Telaprevir - Dados finais dos ensaios clínicos


O Telaprevir é um inibidor de protease que atua inibindo a replicação do vírus na chamada proteína NS3. Os inibidores de proteases sempre serão utilizados combinados com o interferon peguilado e a ribavirina, passando o tratamento a ser uma terapia tripla. Se o Telaprevir for utilizado em monoterapia em somente 14 dias o efeito fica neutralizado pela resistência criada pelo vírus.

Cada inibidor de protease terá uma estratégia diferente de tratamento. O Telaprevir será utilizado somente nas primeiras semanas do tratamento, já o interferon peguilado e a ribavirina continuam sendo utilizados durante todo o tratamento.
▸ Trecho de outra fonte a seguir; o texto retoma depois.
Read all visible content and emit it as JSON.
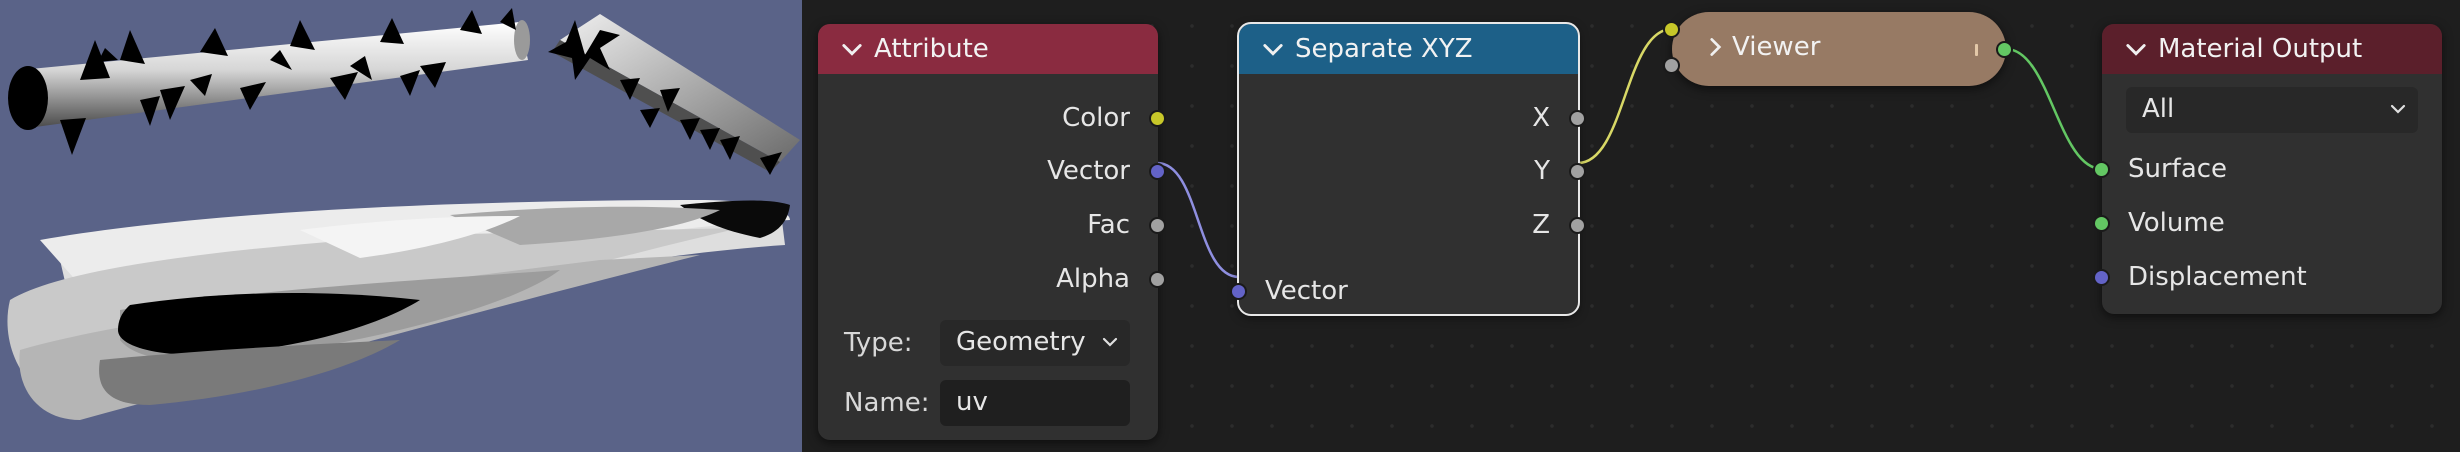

O numero de semanas em que o Telaprevir será utilizado vai depender de quando a carga viral ficar indetectável.

Por exemplo, se na semana 4 do tratamento o paciente já estiver indetectável o Telaprevir é suspenso e o tratamento continuara somente com o interferon peguilado e a ribavirina. Já se na semana 4 ainda estiver o vírus presente, o Telaprevir continua sendo utilizado ate a semana 12, quando uma nova carga viral será realizada. Se a carga viral estiver indetectável se suspende o Telaprevir e continua o tratamento com interferon peguilado e ribavirina. O tempo máximo de utilização do Telaprevir será de 12 semanas.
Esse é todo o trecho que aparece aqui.